We didn't split because I was taking her for granted; even though she dealt with the issue in an incredibly selfish manner, her reasoning of "I don't like you anymore," though harsh, is understandable and believable. Only when she was gone did I realise how happy she made me, and it was this that perhaps led me to cut my wires; I didn't think my bulb would get enough power, so I had to recover enough resources to allow the light to shine without having to worry about it suddenly going out. This metaphor is getting ahead of me :P

I find it to be a cruel irony how the things that make me happy are, for the most part, being with other people, whether it be performing with or for them, being leisurely with them, or even speaking with them, but feeling the way I do now leads me away from people rather than towards them. It's unusual how I deal with the same problem in different forms. For example, when I'm sick (as in, physically ill) I go to a doctor and get a prescription, actively seeking an artificial solution because I think I need it, leaving my natural immune system out of the question. Impatience and lack of faith takes hold, and I take the easy way out; we all do it. But, when I'm mentally deprived, I refuse such treatment, because I want as little dependency in this area as possible. I feel it's my responsibility to get myself out of such a predicament, but also acknowledge that this requires the efforts of others on my part.
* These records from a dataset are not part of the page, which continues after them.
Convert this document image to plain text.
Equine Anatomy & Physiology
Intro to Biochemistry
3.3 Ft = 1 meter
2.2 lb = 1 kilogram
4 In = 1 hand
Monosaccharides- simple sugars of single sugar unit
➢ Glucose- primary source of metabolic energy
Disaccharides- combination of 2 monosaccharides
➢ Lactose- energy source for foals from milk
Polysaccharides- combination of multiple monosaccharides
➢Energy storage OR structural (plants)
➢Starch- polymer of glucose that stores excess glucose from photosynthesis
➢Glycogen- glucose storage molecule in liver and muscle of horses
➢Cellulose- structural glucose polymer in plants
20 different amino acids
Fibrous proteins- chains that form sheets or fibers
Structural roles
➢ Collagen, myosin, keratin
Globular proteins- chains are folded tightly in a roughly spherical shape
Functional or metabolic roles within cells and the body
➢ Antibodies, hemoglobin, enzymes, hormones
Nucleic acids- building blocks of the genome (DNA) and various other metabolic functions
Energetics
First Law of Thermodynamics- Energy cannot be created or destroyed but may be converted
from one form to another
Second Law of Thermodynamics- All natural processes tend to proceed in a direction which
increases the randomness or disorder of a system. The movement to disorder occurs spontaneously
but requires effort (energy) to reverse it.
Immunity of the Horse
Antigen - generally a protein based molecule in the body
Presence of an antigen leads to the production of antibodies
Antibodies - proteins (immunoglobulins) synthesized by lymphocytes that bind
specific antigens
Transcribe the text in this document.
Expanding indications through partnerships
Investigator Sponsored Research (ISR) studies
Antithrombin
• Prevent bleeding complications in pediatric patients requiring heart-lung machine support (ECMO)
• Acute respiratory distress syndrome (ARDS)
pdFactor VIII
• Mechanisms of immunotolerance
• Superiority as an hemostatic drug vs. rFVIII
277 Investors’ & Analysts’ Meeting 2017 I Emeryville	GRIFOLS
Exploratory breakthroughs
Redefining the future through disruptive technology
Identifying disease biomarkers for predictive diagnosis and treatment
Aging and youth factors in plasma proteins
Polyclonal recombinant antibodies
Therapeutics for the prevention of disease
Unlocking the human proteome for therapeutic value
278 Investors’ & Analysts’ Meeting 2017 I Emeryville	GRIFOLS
I suppose my main fear is to become reliant on a counselor or therapist; yes, the profession exists for a reason and I can appreciate its worth to people with extremely poor mental health, but I'm just a bit blue, that's all! I don't need some fucker with a degree telling me how to think better; I need to find out myself so I can deal with problems as they arise without having to resort to "professional help." Dealing with these kinds of problems is something you learn through experience, and giving that experience to someone who's studied it for 3 to 4 years is a fucking waste. If you're on the verge of suicide or some other horrific or tragic fate, that's when you get help from the therapist. Otherwise, just get some buddies together and do something you love doing! No, it won't make all the pain go away, but it fucking helps!

Find something that makes you happy, and chase it. Listen to music, watch movies, go to the theatre, go out and party, have long winded discussions about cheese; the choice is yours, and in my case, the choice is to chase another girl. Have I found my next target? Yes, I have! Is this chase a permanent solution to my depression? Of course not! There is no such thing as a permanent solution; only temporary solutions, and you've just gotta find the one which lasts until the day you die, being careful not to abuse it and destroy its worth. That, ladies and gentlemen, is a good thing, because you need depression in your life; you just have to learn to harness and control it, and learn from it.

Remember: without bad times, there are no good times by comparison.